First, let's admit the obvious: Everyone's deck is stacked by the particular socio-cultural milieu in which our psychological formation takes place. But, having said that, I think you'll find not much usefulness or solace in the idea that your husband was doomed on your wedding day -- destined to be unable to keep his promises or manage his body parts.
Can marriage survive an affair? L.C., yours is surviving! The most present threat now, it seems, is your anxiety and fear. He's in charge of 50 women. Probably just too tempting for him.
L.C., don't you see your own temptation? You remain tempted to see him as, well, rather pathetic. As someone who just doesn't have the competence to be responsible for fidelity when in authority over 50 women.
How about 17 women? Would he be able to make consistently good decisions about not being naked around folks he's not married to, then? How about nine women? Four?

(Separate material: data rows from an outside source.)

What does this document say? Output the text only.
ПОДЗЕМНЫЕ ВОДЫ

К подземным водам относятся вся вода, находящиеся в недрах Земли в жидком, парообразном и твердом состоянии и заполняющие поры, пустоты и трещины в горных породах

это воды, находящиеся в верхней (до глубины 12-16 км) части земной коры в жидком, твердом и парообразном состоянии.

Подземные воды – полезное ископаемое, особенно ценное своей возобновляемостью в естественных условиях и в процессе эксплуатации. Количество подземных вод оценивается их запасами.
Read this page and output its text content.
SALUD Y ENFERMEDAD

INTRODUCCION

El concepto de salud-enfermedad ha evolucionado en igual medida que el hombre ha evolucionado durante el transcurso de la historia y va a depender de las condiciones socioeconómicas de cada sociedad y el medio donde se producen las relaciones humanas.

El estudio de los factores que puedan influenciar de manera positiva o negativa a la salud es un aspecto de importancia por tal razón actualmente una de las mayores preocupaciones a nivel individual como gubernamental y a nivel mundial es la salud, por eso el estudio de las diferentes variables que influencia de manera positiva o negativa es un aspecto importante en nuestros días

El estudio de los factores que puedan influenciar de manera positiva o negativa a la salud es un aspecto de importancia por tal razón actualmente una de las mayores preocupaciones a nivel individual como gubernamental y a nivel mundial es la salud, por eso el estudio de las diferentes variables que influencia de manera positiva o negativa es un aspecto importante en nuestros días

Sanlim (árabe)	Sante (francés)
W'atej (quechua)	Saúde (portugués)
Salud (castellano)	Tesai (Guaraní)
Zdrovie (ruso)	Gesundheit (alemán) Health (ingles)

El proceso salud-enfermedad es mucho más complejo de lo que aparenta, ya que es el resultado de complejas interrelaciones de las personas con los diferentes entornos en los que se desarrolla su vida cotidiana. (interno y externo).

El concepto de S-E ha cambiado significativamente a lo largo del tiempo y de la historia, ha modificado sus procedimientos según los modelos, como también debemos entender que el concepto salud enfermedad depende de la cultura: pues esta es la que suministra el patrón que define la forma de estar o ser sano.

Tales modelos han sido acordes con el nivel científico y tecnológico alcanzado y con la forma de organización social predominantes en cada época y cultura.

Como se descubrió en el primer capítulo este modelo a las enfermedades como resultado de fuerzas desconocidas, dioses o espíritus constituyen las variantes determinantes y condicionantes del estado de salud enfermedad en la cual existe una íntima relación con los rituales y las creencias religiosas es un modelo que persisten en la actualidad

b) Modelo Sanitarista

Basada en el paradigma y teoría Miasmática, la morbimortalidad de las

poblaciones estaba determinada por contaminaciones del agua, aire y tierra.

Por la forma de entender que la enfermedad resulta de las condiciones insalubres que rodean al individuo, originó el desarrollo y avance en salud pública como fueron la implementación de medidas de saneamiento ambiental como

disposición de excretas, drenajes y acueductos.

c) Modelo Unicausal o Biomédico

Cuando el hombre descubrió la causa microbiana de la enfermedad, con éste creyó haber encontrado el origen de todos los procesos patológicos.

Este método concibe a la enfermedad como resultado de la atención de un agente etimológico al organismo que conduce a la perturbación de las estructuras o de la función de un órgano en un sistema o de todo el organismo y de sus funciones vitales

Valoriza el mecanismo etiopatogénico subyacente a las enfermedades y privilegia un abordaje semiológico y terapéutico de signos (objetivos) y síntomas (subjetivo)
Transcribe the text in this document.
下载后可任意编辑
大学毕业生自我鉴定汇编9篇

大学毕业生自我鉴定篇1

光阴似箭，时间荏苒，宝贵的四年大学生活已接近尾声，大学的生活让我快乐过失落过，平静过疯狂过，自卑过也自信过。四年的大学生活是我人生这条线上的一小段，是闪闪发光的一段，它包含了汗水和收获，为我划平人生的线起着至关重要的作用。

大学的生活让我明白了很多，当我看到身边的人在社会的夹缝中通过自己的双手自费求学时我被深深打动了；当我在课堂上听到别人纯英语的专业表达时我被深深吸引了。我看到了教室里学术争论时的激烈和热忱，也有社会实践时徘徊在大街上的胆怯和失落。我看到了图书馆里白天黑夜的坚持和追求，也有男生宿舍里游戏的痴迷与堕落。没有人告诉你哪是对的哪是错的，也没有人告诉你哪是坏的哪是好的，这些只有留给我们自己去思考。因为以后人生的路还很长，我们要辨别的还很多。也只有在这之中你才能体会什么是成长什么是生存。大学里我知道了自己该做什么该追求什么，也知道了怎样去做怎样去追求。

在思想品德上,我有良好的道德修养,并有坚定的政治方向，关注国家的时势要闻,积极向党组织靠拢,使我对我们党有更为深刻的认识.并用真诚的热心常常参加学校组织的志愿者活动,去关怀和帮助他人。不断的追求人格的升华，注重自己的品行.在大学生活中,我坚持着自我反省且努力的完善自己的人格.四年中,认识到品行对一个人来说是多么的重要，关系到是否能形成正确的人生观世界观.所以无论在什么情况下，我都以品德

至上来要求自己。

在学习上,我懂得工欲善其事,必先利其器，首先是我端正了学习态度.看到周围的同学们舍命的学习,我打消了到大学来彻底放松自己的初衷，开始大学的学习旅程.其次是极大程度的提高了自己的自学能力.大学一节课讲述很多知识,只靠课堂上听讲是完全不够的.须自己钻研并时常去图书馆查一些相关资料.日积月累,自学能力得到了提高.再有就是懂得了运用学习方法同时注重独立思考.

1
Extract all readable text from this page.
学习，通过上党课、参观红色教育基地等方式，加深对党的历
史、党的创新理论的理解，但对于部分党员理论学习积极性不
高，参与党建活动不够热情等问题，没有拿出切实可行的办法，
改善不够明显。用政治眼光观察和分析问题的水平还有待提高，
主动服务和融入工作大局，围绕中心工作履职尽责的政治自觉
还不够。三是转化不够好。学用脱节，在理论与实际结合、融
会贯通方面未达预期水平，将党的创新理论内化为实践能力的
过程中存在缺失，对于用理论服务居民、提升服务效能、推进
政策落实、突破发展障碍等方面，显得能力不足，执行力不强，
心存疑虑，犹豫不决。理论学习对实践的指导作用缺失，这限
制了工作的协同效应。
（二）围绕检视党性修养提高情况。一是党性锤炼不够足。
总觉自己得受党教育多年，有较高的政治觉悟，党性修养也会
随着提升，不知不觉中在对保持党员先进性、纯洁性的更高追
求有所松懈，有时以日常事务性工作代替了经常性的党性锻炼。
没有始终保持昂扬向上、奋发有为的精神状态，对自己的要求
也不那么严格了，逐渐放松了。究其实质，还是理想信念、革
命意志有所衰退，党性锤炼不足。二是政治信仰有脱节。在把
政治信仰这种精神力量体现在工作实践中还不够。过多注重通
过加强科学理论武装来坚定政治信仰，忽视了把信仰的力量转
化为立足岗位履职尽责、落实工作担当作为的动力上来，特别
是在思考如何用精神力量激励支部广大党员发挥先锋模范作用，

Do you see my point? Your temptation is to think that your marriage can only survive if you take some large share of responsibility for your husband's fidelity. Makes sense, especially if you're committed to the idea that men are hapless doofwads when it comes to managing their sexual instincts.
There is nothing you can do to make your spouse faithful.
Take all that energy, L.C., and invest it in becoming the sort of mate that only a complete moron would ever again risk losing. Stop focusing on his promises to you, and begin making (and keeping) some radical promises to yourself.